Resultado: muita dúvida no ar e um Bitcoin parado na casa dos 62 mil, sem conseguir escolher um lado.

Travado entre 60k e 65k

Durante aquela semana, do dia 21 de junho, o Bitcoin chegou a reconquistar a região dos 65 mil, mas não teve fôlego pra segurar esse patamar. Voltou a recuar e se acomodou no meio do caminho.

É o tipo de movimento que frustra quem espera uma direção clara, porque ele não cai de vez nem dispara.

O cenário mais provável naquele momento era o Bitcoin oscilar dentro dessa faixa, entre os 60 mil e os 65 mil, até conseguir romper uma das duas pontas com força. Enquanto isso não acontecia, a tendência de prazo maior seguia indefinida.

Os indicadores reforçavam essa leitura de indecisão. O RSI, que mede a força do movimento, estava numa região neutra, sem mostrar nem sobrecompra nem sobrevenda.

Em bom português: o mercado não estava nem animado demais nem no fundo do poço. Estava esperando.

Pra você que opera no curto prazo, isso mudava o jogo. Acima dos 65 mil, com volume, abriria espaço pra uma retomada mais consistente. Abaixo dos 60 mil, o risco voltaria a pesar e poderia chamar uma nova perna de queda.

Por isso, eu prefiro respeitar essas duas linhas e não tentar adivinhar o rompimento antes dele acontecer.

O que segurava a demanda

A novela Irã x Israel

Saiu um memorando sobre um possível acordo entre EUA e Irã, o que seria uma boa notícia pra acalmar o mercado.

Só que Israel já havia se posicionado contra os termos, e o acordo ainda tinha 60 dias pra ser fechado. Ou seja, ninguém queria apostar numa trégua que poderia não acontecer.

Por isso, o otimismo não entrou no preço.

A demanda americana não voltou

Os ETFs de Bitcoin seguiam com saída de capital. O ritmo era menor que o das semanas anteriores, o que era um alívio, mas ainda estava longe de representar uma demanda forte.

E havia outro termômetro, que eu te explico daqui a pouco: o prêmio da Coinbase.

Ele seguia negativo e contava a mesma história. O investidor dos Estados Unidos ainda estava mais vendendo do que comprando.

O Fed sem pressa

O banco central americano manteve os juros parados e deixou claro que a inflação continuava sendo a prioridade.

Na prática, isso afastava a expectativa de corte de juros no curto prazo.

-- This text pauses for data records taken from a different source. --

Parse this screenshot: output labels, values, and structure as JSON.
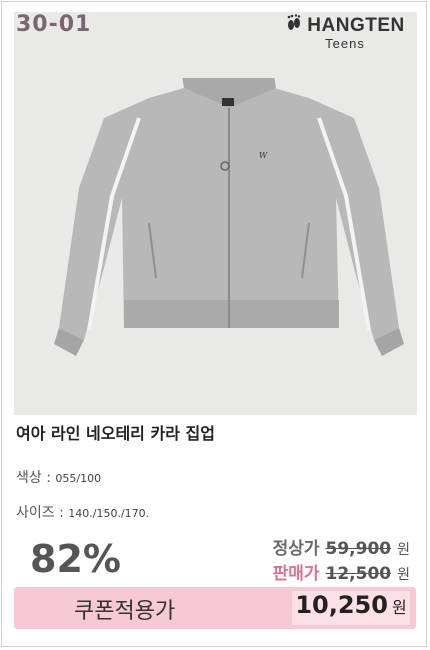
{
  "product_code": "30-01",
  "brand": {
    "name": "HANGTEN",
    "sub": "Teens",
    "logo_icon": "footprint-icon"
  },
  "product": {
    "title": "여아 라인 네오테리 카라 집업",
    "color_label": "색상 :",
    "color_value": "055/100",
    "size_label": "사이즈 :",
    "size_value": "140./150./170."
  },
  "pricing": {
    "discount": "82%",
    "normal_label": "정상가",
    "normal_price": "59,900",
    "sale_label": "판매가",
    "sale_price": "12,500",
    "currency": "원"
  },
  "coupon": {
    "label": "쿠폰적용가",
    "price": "10,250",
    "currency": "원"
  },
  "colors": {
    "accent_pink": "#f6c9d4",
    "sale_label": "#e0708f",
    "code_text": "#7a6670"
  }
}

E enquanto o juro permanecesse alto por lá, o dinheiro tenderia a ficar mais cauteloso com ativos de risco, cripto incluído.

Prêmio da Coinbase

A Coinbase é a maior corretora dos Estados Unidos, então o que acontece nela funciona como um termômetro do apetite do investidor americano.

O “prêmio da Coinbase” compara o preço do Bitcoin lá com o preço nas outras corretoras do mundo.

Quando o Bitcoin está mais caro na Coinbase, o prêmio fica positivo. Quer dizer que o americano está disposto a pagar mais pra comprar, sinal de demanda forte.

Quando ele está mais barato lá, o prêmio fica negativo, e a leitura se inverte: tem mais gente querendo vender do que comprar.

É como duas barracas na feira vendendo a mesma fruta. Se a do bairro mais rico cobra mais caro, é porque a procura por lá está aquecida.

Naquele momento, o prêmio estava negativo.

Tradução: o investidor americano ainda não havia voltado com fome de comprar.